Gráfico que compara datos de diferentes vacunas candidatas

BBC

Este precio es considerablemente superior al de la vacuna de Oxford, que cuesta US$4 por dosis, pero más bajo que el de Moderna, que tiene un costo de US$33 por dosis.

Moderna afirmó que tiene como objetivo producir 500 millones de dosis en 2021.

Y AstraZeneca señaló que producirá 700 millones de dosis para fines del primer trimestre de 2021.

¿Qué pasa con las otras vacunas de China?

La vacuna de Sinopharm, otra compañía farmacéutica china, ya se ha distribuido a casi un millón de personas en China en un polémico programa de emergencia.

Sinopharm no publicó todavía datos de la fase tres de sus ensayos clínicos, pero eso no impidió que fuera registrada en otros países, como Emiratos Árabes Unidos.

Las autoridades de ese país dieron luz verde a esta vacuna el 9 de diciembre, asegurando que un análisis provisional de las pruebas de fase tres que comenzaron en julio mostraran que era un 86% efectiva.

“Lo normal es esperar primero a analizar los resultados de la fase tres antes de ampliar tanto un programa de vacunación con una autorización de emergencia”, afirmó el profesor Dale Fisher de la Universidad Nacional de Singapur a la cadena de noticias CNBC.

Un voluntario siendo vacunado por una trabajadora de la salud en Porto Alegre, Brasil

Getty Images
Vacunación con CoronaVac en Porto Alergre.

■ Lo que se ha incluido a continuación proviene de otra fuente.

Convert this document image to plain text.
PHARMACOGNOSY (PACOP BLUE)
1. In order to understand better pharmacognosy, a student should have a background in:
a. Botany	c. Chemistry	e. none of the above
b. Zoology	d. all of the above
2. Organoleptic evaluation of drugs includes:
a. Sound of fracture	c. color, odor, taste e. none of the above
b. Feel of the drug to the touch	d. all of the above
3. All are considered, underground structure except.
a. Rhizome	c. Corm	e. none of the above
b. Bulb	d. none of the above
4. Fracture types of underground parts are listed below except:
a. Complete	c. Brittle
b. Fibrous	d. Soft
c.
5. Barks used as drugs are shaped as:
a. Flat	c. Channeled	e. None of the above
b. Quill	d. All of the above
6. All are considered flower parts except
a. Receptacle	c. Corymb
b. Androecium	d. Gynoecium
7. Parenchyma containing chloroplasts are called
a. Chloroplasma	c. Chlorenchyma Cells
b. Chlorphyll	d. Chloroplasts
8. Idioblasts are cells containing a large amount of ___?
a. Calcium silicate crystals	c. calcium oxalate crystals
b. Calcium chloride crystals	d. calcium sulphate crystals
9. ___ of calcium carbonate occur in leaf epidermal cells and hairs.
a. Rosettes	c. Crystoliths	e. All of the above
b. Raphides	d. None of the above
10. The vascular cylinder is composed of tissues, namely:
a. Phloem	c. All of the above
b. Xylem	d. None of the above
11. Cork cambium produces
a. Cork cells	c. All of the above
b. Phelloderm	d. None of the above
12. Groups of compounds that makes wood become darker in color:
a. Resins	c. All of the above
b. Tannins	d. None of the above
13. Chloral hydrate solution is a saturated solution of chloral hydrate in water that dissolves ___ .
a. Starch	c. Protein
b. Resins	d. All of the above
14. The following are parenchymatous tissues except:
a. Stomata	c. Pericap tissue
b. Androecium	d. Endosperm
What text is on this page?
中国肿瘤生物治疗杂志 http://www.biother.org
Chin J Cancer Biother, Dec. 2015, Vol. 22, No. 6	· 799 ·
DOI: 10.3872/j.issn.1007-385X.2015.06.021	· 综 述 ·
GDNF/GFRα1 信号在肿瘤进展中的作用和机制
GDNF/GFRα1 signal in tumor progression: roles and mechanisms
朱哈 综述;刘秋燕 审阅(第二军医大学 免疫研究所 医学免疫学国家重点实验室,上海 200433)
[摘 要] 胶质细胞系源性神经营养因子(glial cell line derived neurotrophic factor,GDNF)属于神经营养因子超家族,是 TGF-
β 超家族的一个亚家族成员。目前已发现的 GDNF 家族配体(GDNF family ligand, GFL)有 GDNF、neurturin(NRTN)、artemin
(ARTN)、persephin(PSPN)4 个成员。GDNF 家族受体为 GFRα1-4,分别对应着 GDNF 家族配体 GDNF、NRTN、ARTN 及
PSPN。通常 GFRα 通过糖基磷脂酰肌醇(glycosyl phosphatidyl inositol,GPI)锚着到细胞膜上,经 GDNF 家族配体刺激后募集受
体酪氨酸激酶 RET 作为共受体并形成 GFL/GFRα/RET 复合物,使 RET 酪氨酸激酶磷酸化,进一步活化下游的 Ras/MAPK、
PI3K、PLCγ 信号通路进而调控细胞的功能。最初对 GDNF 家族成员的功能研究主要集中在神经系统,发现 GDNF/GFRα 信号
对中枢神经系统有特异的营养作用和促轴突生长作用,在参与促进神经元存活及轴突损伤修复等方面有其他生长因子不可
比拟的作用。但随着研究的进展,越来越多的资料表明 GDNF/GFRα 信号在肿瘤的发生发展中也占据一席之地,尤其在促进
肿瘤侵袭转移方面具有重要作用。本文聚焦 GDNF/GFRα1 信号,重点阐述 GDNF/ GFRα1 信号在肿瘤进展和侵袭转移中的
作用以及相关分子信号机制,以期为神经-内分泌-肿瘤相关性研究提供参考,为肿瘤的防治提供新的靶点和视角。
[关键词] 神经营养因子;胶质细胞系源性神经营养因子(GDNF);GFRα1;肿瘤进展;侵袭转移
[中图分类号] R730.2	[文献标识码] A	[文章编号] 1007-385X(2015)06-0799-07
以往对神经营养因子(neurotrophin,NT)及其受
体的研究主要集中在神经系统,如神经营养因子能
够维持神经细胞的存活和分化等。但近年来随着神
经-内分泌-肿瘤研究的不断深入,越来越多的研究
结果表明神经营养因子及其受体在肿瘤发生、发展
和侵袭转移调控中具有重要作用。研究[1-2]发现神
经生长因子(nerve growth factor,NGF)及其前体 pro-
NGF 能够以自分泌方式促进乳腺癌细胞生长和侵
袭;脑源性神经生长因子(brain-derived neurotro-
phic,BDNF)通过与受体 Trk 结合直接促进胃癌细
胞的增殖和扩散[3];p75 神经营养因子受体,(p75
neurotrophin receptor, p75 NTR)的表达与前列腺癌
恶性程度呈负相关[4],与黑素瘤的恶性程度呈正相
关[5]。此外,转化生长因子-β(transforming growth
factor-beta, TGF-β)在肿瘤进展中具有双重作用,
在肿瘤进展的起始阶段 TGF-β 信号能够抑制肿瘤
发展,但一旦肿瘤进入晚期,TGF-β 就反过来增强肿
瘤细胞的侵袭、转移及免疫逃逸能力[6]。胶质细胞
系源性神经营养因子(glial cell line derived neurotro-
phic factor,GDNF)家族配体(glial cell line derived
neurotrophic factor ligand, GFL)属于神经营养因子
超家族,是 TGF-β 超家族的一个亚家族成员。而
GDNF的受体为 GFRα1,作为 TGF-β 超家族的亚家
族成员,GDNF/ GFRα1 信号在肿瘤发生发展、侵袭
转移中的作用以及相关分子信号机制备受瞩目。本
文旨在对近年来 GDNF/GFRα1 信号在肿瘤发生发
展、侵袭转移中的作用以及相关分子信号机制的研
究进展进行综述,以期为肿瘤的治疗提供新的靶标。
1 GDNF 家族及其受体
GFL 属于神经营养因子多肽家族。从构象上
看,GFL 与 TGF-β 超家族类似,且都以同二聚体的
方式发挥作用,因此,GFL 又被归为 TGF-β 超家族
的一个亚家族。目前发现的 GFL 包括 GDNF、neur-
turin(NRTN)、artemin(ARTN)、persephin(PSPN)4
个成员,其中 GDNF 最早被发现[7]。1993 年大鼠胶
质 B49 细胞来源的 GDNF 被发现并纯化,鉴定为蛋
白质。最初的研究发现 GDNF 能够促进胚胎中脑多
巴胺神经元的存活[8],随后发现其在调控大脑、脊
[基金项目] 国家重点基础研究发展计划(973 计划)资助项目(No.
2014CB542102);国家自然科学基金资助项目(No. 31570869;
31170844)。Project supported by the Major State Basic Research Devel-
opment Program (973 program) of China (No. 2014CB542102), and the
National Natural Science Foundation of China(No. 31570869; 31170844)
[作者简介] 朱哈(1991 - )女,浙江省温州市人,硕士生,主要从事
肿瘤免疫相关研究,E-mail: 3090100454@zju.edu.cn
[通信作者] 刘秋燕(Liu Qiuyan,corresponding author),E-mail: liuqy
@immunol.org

La tercera fase de los ensayos clínicos de la vacuna de la empresa Sinovac comenzó en Brasil en octubre.

El profesor Fisher opinó que la decisión china es “poco convencional”, y agregó que sería “inaceptable” en Occidente.

El virus de la covid-19 se ha contenido en la mayor parte de China, según datos oficiales, y la vida en ese país está regresando lenta pero de manera segura a una “nueva normalidad”.


Esta nota cuenta con información producida por la periodista de BBC Yvette Tan, especialista en Asia.